Your rights in case data are processed based on consent
If our processing of your personal data is based on your consent, we will ensure that you always provide your consent in the form of a written statement signed personally or electronically and that such consent is voluntary, specific, informed and unambiguous.
Such written statement of consent to the processing of your personal data must be provided for each processing purpose, must be easy to understand and easily accessible and must use clear and plain language.
You may withdraw your consent to the processing of your personal data at any time, of which you will be notified before you give your consent by specifically including such right you have in the written statement of your consent to personal data processing, provided that such consent may only be withdrawn by signing a simple form of statement to be prepared by us.
Please note that, if consent is given for a one-time processing operation and such processing has been completed, your consent withdrawal shall not be effective.
In case you withdraw your consent, we will immediately erase all your personal data, except for those we are required to retain under the applicable legislation of the Republic of Croatia and the European Union.
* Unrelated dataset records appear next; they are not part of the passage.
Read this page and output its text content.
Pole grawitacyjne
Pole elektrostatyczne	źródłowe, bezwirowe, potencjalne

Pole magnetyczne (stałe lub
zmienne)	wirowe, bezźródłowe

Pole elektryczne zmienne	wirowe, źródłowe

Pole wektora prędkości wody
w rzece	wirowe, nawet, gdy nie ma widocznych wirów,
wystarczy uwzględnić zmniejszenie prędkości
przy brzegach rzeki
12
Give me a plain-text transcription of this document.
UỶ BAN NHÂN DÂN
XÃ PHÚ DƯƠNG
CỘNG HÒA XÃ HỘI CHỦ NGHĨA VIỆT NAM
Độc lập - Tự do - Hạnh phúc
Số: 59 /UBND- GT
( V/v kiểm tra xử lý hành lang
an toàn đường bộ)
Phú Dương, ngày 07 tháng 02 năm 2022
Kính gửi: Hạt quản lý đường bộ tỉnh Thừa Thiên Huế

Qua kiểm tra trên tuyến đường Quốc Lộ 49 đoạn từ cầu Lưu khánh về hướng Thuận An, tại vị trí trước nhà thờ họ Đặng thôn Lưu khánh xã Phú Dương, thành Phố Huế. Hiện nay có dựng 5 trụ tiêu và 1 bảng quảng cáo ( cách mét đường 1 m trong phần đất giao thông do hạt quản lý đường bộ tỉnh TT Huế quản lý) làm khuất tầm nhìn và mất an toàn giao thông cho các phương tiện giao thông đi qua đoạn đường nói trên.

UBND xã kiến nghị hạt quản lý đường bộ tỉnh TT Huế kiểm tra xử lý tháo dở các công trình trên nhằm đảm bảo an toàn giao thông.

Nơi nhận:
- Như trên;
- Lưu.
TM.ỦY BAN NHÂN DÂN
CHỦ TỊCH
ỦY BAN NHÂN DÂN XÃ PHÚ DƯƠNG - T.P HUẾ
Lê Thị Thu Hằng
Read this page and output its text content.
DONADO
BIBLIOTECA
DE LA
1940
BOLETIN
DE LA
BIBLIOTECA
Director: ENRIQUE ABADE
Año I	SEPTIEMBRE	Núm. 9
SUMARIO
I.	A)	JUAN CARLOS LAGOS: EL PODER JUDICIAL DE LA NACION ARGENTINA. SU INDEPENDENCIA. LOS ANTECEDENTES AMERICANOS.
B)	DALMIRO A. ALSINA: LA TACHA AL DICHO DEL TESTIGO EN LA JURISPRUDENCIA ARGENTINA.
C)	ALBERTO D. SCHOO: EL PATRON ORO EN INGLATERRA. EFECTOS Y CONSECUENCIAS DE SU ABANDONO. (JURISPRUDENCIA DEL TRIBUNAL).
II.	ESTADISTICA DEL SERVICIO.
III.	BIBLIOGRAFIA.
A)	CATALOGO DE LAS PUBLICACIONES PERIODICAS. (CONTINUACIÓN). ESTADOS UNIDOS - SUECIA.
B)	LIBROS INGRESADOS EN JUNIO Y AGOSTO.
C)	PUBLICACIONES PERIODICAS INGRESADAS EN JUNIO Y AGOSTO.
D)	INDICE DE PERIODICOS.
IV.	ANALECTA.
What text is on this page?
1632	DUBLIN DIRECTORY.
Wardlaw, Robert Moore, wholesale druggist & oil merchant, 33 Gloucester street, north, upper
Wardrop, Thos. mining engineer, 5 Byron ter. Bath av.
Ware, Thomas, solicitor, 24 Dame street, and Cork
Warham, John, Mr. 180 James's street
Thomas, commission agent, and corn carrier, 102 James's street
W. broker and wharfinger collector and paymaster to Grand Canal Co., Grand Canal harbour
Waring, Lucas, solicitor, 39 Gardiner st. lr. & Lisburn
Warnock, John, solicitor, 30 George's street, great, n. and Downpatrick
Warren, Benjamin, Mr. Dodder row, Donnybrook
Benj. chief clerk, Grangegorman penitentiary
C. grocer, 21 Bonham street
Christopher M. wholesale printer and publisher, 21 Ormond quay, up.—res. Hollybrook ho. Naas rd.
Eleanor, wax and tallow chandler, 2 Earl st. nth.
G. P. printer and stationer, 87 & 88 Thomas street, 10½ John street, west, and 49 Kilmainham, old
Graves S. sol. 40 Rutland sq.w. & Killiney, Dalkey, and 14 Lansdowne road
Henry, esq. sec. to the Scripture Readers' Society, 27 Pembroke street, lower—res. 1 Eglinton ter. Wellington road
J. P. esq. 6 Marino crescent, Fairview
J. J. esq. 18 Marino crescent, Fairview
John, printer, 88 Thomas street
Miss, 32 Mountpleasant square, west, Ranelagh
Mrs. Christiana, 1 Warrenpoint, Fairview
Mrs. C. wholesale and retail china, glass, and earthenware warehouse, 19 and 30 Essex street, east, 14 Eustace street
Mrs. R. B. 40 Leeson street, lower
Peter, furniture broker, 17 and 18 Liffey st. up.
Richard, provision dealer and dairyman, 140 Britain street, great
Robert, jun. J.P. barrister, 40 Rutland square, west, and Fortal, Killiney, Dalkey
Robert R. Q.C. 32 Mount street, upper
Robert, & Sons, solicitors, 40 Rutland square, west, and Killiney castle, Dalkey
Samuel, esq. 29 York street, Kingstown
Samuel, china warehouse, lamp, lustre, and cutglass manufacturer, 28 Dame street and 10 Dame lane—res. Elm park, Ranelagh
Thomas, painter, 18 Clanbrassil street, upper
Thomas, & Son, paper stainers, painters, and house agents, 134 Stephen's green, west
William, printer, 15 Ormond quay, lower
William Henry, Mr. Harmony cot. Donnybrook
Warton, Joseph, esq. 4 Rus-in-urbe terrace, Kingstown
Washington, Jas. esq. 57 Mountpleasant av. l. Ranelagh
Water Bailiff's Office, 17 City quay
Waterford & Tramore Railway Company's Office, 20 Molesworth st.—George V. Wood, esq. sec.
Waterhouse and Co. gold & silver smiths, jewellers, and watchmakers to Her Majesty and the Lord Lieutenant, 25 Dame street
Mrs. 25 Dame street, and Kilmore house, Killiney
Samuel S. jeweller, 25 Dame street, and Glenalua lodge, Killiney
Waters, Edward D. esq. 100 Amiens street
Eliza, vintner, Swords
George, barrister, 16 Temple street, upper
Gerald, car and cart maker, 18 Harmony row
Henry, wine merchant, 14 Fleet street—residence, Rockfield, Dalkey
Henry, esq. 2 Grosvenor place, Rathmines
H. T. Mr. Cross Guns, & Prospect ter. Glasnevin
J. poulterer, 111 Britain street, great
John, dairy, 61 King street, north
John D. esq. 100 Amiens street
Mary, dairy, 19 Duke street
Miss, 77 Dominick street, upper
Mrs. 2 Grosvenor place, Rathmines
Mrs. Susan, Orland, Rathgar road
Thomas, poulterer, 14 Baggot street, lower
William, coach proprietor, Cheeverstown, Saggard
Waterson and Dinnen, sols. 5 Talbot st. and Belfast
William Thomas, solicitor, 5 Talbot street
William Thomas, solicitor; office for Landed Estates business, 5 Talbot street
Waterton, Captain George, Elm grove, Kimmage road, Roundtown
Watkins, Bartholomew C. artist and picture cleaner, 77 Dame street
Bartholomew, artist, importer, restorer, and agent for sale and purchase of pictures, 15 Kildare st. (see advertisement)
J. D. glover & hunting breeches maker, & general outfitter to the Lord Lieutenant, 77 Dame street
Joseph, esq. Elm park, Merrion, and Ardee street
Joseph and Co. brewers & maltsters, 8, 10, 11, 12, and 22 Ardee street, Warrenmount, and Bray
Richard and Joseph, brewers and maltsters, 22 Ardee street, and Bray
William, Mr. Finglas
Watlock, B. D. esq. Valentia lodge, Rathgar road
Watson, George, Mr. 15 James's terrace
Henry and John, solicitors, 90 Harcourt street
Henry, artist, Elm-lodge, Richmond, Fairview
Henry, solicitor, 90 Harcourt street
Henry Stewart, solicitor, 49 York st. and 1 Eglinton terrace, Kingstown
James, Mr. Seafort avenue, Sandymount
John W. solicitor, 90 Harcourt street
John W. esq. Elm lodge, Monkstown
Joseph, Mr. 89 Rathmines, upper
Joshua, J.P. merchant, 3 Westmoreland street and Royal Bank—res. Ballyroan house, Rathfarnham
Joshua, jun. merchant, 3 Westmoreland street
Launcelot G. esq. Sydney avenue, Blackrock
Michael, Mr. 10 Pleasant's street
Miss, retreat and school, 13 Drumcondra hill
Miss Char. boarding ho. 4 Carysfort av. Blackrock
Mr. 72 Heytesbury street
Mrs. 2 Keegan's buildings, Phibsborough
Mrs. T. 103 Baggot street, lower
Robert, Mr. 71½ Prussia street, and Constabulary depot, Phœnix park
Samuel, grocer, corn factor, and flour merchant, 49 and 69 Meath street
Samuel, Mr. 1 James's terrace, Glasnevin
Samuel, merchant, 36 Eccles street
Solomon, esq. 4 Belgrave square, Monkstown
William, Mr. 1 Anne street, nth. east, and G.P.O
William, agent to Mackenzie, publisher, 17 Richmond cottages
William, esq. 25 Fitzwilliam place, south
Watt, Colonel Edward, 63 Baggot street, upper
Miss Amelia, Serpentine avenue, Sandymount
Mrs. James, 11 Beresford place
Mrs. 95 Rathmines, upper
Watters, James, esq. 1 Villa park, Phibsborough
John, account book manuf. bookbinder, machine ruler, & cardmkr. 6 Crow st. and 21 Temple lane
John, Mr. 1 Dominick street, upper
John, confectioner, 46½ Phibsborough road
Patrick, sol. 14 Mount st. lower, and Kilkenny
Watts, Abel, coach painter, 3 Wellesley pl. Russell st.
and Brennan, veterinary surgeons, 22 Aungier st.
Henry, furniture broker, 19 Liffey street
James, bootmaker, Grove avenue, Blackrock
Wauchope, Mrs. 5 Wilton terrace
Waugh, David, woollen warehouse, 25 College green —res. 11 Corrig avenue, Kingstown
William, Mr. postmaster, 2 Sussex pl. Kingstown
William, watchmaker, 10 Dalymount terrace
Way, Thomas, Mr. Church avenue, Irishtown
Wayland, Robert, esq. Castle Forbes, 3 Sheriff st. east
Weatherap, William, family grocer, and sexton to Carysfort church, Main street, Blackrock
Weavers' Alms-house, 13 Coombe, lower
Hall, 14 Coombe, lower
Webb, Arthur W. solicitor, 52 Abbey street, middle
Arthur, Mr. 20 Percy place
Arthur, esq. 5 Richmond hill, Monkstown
If you refuse to give your consent in a case where data processing must be based on your consent, we will not be able to establish any legal relationship with you.
DO WE UPDATE THIS POLICY?
In short: Yes, we will update this Policy if we find this necessary to remain compliant with the General Data Protection Regulation or any other relevant legislation.
An updated version will be identified by an updated date (“Revised”) and such updated version will become effective as soon as it becomes available. We recommend that you periodically review this Privacy Policy to be informed of how we protect your data.
WHO CAN YOU CONTACT IN CONNECTION WITH THIS PRIVACY POLICY?
If you have any questions or comments regarding this Policy, please contact our Data Protection Officer at [email protected] or: AKD d.o.o., Zagreb, Savska cesta 31, 1000 Zagreb.